Radiology group-leadership is evidently no exception. A guy in my neck of the woods has run a group whose MO is to gobble up hospital-contracts whenever possible, whether or not he has enough rads to provide adequate coverage. Then, he scrambles to recruit in order to be able to cover his commitments. Over a course of years, his group gets bigger and bigger-until one day it doesn’t quite manage to live up to expectation, and implodes. Then, months or years later, he does it all over-and the very same hospitals he previously failed to service contract with him again, rather than signing with a new group. It seems a bad track-record is preferable to no record at all.

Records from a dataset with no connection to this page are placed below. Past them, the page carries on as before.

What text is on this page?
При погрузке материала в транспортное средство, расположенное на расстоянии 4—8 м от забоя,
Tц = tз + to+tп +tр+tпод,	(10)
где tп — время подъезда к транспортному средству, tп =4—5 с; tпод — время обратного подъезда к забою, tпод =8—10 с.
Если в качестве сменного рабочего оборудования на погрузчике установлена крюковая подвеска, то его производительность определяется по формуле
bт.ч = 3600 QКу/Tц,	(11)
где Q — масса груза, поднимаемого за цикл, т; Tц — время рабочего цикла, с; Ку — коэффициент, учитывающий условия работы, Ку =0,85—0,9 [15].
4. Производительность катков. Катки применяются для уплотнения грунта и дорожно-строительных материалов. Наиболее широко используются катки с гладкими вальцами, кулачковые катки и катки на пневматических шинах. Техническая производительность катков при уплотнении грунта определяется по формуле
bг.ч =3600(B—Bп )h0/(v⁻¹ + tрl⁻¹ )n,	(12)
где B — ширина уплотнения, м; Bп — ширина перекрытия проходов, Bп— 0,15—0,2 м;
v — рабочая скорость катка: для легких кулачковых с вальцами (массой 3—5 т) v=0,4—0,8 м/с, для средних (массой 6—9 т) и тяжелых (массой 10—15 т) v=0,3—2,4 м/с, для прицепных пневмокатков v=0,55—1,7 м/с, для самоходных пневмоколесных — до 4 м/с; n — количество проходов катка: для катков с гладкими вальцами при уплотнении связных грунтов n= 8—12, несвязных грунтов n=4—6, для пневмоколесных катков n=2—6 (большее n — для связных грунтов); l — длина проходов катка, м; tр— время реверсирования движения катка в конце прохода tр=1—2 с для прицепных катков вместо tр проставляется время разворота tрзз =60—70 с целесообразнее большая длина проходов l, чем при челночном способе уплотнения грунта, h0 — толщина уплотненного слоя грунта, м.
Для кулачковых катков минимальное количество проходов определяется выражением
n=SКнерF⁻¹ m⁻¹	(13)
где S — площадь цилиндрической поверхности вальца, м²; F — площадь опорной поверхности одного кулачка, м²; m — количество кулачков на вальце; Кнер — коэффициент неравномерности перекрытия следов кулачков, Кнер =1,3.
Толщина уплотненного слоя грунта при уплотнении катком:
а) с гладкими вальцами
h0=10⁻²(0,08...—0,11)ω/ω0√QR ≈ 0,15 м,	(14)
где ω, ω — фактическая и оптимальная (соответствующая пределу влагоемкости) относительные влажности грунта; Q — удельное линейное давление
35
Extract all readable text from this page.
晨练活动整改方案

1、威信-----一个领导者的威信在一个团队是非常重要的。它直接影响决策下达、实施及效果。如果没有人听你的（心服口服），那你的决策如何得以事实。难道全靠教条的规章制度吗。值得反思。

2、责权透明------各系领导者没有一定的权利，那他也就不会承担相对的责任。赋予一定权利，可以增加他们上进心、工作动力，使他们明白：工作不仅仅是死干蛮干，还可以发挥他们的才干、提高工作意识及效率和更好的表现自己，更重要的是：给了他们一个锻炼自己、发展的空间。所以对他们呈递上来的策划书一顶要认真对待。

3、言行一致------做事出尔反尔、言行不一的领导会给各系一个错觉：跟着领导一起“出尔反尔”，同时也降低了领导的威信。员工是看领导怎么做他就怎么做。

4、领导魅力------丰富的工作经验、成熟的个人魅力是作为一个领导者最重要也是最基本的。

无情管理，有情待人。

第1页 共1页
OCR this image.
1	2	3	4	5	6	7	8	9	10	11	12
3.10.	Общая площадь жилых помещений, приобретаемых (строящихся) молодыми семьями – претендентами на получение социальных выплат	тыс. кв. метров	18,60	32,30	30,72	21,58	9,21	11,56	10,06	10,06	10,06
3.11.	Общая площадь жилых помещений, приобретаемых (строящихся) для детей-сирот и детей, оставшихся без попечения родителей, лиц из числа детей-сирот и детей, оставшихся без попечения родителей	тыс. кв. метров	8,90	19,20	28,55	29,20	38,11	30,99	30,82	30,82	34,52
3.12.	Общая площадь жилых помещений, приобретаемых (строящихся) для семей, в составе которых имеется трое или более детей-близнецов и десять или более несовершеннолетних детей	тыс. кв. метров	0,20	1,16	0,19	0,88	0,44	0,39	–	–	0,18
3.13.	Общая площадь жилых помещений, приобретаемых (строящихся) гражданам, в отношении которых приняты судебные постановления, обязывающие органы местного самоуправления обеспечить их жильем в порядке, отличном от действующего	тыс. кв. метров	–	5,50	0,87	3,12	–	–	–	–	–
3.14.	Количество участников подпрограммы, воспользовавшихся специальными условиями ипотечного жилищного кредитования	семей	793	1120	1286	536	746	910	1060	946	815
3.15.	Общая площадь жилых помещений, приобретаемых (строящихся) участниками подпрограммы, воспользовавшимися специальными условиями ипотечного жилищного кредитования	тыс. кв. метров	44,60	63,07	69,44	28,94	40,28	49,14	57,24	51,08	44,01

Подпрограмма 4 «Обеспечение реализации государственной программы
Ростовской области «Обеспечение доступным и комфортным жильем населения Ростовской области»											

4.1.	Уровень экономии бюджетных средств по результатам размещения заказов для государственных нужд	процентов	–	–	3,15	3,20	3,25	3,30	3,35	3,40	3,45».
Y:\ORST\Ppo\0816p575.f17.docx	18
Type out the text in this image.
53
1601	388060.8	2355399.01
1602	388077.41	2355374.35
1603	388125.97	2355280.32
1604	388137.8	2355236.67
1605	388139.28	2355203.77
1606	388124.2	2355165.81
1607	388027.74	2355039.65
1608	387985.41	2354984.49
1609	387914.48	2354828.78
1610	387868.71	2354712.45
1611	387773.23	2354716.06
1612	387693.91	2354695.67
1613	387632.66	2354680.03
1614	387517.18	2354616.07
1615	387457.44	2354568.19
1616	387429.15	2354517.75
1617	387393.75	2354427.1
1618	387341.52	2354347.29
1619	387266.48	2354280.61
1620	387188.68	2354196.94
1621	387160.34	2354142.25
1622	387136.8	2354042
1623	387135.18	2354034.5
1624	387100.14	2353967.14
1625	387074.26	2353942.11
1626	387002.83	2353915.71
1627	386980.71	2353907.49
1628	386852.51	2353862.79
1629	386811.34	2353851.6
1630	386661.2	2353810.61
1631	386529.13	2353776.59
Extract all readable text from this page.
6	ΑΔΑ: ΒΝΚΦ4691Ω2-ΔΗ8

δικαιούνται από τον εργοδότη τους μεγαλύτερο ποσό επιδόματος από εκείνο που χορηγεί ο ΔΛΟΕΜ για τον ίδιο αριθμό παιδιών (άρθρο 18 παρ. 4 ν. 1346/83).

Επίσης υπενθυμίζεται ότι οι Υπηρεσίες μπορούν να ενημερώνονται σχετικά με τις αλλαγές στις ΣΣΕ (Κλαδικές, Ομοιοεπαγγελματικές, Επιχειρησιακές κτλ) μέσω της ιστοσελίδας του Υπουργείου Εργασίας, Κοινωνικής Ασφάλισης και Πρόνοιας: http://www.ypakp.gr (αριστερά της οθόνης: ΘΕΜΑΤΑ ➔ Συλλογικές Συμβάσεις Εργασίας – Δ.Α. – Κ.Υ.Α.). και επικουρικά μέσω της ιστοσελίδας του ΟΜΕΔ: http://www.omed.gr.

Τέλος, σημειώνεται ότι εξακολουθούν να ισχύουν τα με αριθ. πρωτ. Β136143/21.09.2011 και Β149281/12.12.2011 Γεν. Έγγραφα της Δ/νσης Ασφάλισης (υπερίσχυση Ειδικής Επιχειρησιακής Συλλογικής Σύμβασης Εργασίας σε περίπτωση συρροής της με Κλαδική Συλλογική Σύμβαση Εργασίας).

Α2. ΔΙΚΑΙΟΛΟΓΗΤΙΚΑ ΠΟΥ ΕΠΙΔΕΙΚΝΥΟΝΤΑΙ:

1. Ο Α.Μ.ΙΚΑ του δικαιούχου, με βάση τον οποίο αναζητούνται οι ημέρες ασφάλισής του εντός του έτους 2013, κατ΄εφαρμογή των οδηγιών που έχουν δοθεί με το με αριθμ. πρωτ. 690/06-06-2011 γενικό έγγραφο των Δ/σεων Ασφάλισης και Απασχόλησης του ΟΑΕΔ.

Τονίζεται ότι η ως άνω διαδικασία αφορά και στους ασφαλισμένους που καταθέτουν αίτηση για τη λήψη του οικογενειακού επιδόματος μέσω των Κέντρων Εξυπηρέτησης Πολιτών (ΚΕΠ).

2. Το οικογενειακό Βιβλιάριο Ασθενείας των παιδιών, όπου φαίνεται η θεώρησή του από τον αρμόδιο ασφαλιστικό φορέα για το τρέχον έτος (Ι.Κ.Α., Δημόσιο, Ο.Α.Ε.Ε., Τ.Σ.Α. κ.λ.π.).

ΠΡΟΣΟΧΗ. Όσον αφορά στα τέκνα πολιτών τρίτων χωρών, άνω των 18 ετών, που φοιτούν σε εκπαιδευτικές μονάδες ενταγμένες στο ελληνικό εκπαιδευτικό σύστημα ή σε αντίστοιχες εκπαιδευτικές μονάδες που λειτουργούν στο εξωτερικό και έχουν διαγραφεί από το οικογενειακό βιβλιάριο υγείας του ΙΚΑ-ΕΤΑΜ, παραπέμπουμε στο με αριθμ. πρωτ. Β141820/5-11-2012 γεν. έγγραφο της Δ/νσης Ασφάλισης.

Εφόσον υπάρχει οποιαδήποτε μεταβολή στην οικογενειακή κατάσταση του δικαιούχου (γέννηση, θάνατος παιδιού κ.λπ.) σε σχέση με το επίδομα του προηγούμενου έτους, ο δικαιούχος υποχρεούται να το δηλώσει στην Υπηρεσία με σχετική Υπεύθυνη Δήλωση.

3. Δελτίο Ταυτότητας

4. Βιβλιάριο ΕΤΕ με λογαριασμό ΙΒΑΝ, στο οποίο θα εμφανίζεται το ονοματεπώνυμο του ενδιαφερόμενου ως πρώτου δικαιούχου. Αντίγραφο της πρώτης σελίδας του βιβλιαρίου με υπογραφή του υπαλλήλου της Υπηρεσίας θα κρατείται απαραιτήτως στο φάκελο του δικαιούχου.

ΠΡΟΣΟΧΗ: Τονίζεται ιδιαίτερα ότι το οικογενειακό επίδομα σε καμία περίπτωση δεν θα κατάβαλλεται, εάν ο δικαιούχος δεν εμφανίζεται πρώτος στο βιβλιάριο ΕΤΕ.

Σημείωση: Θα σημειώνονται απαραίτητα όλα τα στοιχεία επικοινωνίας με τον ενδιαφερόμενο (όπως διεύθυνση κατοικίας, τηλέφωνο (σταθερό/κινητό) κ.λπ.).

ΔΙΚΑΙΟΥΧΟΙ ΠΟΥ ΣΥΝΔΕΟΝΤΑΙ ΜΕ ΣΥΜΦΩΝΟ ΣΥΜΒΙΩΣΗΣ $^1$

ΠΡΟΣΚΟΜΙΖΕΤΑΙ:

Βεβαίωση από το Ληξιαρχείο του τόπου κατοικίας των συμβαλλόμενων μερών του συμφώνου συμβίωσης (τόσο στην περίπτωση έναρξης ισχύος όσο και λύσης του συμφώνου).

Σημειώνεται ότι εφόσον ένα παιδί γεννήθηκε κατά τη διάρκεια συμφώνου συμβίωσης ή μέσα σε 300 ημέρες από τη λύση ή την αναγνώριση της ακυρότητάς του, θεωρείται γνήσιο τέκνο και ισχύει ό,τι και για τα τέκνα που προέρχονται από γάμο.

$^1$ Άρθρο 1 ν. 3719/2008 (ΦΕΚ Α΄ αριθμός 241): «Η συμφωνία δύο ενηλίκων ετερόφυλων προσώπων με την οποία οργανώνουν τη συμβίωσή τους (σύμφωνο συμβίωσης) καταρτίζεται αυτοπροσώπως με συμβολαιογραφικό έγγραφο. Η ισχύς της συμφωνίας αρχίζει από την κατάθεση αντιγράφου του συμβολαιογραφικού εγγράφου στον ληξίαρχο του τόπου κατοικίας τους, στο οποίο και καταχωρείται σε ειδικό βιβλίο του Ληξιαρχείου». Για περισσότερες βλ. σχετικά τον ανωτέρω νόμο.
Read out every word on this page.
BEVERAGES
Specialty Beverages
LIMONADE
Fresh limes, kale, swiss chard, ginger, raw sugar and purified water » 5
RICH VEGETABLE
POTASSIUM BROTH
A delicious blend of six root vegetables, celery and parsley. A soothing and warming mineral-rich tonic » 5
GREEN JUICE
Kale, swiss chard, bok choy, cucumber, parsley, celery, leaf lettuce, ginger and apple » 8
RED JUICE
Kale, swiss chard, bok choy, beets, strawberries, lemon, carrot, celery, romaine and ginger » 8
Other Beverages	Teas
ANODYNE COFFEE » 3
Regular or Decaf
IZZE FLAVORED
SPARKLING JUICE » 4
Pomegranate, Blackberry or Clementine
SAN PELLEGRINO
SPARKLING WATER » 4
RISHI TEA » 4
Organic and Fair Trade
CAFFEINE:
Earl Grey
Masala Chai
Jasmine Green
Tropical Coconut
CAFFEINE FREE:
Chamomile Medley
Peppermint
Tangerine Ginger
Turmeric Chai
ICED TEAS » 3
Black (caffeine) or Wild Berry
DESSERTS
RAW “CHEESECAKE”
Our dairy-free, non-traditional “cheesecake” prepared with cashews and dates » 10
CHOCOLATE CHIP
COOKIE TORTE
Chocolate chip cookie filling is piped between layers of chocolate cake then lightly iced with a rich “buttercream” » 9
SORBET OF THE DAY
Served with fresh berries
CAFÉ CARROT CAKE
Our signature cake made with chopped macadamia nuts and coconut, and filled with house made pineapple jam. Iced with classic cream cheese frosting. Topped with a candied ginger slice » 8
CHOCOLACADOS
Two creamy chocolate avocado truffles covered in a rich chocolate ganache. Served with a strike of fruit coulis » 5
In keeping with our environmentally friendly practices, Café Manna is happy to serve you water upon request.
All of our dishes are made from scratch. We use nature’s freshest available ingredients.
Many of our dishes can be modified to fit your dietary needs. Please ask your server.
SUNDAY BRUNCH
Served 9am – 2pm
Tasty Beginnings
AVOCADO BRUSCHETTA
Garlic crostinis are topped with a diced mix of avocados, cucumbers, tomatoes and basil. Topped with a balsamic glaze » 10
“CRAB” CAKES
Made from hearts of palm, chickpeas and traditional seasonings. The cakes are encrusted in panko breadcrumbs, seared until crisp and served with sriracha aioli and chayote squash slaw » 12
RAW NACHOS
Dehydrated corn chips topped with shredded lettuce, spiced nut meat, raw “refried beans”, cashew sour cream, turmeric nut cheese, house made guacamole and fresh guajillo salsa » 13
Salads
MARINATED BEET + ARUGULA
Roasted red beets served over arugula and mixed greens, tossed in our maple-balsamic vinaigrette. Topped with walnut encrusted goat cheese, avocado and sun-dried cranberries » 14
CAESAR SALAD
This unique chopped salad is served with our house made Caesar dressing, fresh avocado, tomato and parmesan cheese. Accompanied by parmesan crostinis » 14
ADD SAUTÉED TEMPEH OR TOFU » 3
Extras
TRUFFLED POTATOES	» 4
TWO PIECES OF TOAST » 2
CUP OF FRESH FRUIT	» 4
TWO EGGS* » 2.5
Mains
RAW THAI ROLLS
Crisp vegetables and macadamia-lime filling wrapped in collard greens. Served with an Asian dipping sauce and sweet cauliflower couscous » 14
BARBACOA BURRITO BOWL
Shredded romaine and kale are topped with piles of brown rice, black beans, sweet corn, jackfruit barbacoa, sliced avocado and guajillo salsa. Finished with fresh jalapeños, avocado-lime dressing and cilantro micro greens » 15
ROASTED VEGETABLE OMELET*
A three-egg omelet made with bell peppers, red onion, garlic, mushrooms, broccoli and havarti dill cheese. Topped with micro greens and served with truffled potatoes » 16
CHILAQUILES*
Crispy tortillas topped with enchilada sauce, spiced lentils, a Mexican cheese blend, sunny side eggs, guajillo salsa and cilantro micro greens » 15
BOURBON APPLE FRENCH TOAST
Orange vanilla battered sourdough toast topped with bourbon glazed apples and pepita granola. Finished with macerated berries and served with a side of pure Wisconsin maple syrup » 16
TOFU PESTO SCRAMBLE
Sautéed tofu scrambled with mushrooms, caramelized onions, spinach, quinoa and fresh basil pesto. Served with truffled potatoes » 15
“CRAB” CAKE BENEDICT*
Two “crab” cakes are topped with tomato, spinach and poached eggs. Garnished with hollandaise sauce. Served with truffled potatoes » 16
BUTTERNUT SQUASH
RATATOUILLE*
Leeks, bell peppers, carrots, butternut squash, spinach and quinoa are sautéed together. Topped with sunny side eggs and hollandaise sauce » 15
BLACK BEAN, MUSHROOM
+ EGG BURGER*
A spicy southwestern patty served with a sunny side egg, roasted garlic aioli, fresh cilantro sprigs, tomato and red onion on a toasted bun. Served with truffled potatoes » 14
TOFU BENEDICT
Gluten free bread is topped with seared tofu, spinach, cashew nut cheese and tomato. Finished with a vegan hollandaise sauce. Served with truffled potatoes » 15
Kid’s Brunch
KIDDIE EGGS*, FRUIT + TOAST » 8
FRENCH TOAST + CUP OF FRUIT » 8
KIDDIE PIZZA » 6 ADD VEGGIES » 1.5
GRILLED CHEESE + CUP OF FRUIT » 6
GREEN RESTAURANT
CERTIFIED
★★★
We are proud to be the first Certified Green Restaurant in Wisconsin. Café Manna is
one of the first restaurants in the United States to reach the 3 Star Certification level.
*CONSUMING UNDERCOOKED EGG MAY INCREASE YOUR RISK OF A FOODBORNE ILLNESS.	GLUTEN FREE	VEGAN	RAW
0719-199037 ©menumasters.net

Which brings me around to the other side of this coin: Worthwhile individuals don’t always have a great background on paper. This is just common sense, really; every truly-capable person, at some point, had not yet accomplished anything that could be written on a CV or resume. Within them, nevertheless, were seeds of greatness. Wouldn’t it be nice to start working with them so those seeds sprouted while they were on your team? And, of course, to make working with you a good enough experience that they were inclined to stick around, such that their rising star lifted the rest of the team with it?

Not long ago, I dealt with a radgroup that had done exactly this. Their Director of Operations had started out as something like a secretary, boasting only a high-school diploma. But she was reliable, industrious, and had good ideas. The leadership took note of this and soon promoted her.

They could have been hidebound about it, insisting that she get some degree or another first. Or dismissed out of hand the notion of promoting her, instead recruiting some outsider with a stronger resume. Many businesses would have-and likely as not would wind up with someone nowhere near as stellar as she turned out to be. Maybe even a ticking time-bomb, dressed up in impressive-sounding credentials.